Memory dump analysis is also an essential part of forensic examination. Dumps contain lots of info about what happened on the computer. You can capture a RAM dump, for example, with Belkasoft RAM Capturer.
For registry analysis, try Regshot.
For network traffic analysis, I recommend Wireshark and NetworkMiner. Wireshark is good for identifying different packet types and connections between nodes. It helps identify protocol characteristics used in Tor. NetworkMiner specializes in analyzing network traffic and finding hidden connections and patterns.
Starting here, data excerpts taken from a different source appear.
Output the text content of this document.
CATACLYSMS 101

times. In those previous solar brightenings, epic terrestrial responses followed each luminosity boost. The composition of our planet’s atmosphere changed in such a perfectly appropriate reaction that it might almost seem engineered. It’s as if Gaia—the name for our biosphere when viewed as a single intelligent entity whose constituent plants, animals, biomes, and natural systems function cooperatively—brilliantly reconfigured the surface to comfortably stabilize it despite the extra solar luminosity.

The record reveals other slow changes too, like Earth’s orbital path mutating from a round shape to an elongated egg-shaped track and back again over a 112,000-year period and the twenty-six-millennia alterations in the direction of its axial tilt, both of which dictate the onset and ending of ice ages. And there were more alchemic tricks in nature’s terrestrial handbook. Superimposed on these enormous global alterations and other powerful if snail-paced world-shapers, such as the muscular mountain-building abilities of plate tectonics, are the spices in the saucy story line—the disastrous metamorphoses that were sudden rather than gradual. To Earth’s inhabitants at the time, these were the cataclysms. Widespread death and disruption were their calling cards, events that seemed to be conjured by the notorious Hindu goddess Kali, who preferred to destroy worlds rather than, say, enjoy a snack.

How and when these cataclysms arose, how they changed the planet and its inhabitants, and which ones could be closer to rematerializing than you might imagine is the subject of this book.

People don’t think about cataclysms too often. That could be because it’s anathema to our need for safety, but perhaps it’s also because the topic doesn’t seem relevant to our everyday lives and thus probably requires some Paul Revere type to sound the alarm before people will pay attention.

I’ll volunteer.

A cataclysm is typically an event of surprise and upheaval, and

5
It can help detect and analyze activity in the Tor network, including information exchange and use of anonymous proxy servers.
And of course, you should study the Tor Browser’s own database, located at:
TorBrowser\Browser\TorBrowser\Data\Browser\Profile.default
Depending on browser settings, this may store browsing history, bookmarks, saved passwords, cookies, and other user data.
Studying Bitcoin wallet data is a separate and complex topic, but for evidence collection, you can use Internet Evidence Finder.
Conclusion
Despite the apparent anonymity of Tor sites, there are always ways to identify their owners. Some methods are complex and require serious work, but since admins also make mistakes, they sometimes work. I recommend everyone involved in such investigations to use not only the tactics described here, but also those that work in the clearnet.